Maybe the transformation had been especially startling because Astaroth had liked Ozroth cold, like all legendary soul collectors. For the elite few who kept their realm alive, feelings were a weakness to be rooted out through strict training and punishment. Other demons could express emotions or form relationships, but Ozroth had been trained since childhood not to acknowledge or allow any such vulnerability. Sentiment was too easily exploited by enemies—a fact bargainers knew better than anyone, since that exploitation was their bread and butter.
The creak of a floorboard drew his attention away from the window. Mariel stood in the doorway, silhouetted by warm kitchen light. She held a steaming bowl in her hand. “Dinner?” she said hesitantly.
He was confused. “Yes, you are having dinner.”
She sighed and set the bowl on the floor. “Fine, eat out here if you want.”
He stared at the bowl after she returned to the kitchen. The food was for him? Why?
The smell was too good to resist. He walked over to pick up the bowl, lifting it to his face to inhale deeply. A growl of contentment vibrated out of his throat at the sharp, spicy scent. He twirled noodles on the fork and took a bite, suppressing a moan at how good it was.

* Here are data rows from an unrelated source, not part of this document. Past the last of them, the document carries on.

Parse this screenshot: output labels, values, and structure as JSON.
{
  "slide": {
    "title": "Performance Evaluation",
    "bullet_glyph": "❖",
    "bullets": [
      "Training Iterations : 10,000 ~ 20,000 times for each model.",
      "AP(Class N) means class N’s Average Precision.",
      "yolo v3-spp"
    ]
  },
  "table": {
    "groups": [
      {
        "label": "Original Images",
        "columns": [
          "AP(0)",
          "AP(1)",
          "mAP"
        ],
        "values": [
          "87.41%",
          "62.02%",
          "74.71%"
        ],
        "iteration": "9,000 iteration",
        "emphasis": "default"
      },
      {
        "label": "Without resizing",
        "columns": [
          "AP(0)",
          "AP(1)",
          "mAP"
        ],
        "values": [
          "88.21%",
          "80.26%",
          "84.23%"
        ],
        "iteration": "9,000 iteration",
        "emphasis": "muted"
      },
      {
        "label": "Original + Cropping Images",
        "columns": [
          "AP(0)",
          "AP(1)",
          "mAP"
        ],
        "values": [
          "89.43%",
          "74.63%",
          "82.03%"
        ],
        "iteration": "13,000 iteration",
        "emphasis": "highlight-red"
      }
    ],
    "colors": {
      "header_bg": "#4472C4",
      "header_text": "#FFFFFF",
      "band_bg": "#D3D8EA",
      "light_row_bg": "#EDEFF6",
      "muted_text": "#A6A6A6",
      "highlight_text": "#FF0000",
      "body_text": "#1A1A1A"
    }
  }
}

He joined her at the kitchen table, eating in silence. As much as he tried to savor the dish, it was impossible to eat slowly. It tasted incredible, and it was the first time in memory anyone had made him food.
“Wow,” she said, watching him plow through the pasta. “You must be really hungry.”
He paused, then slurped up the spaghetti dangling from his mouth. “Why did you do it?” he asked.
“Do what?”
“Cook for me.”
She toyed with her fork, not meeting his eyes. “Because you’re my guest.”
“An unwanted one,” he shot back. “The worst mistake of your life.” The words still rankled, although the pasta was going a long way towards soothing his temper.
“You’re still my guest,” she repeated. “Now shut up and eat your food.”
Ozroth did, feeling confused and grateful and some other shimmering, undefinable thing he didn’t know how to put words to. Eventually, he stopped trying. There was still a soul to claim, but for now, there was spaghetti.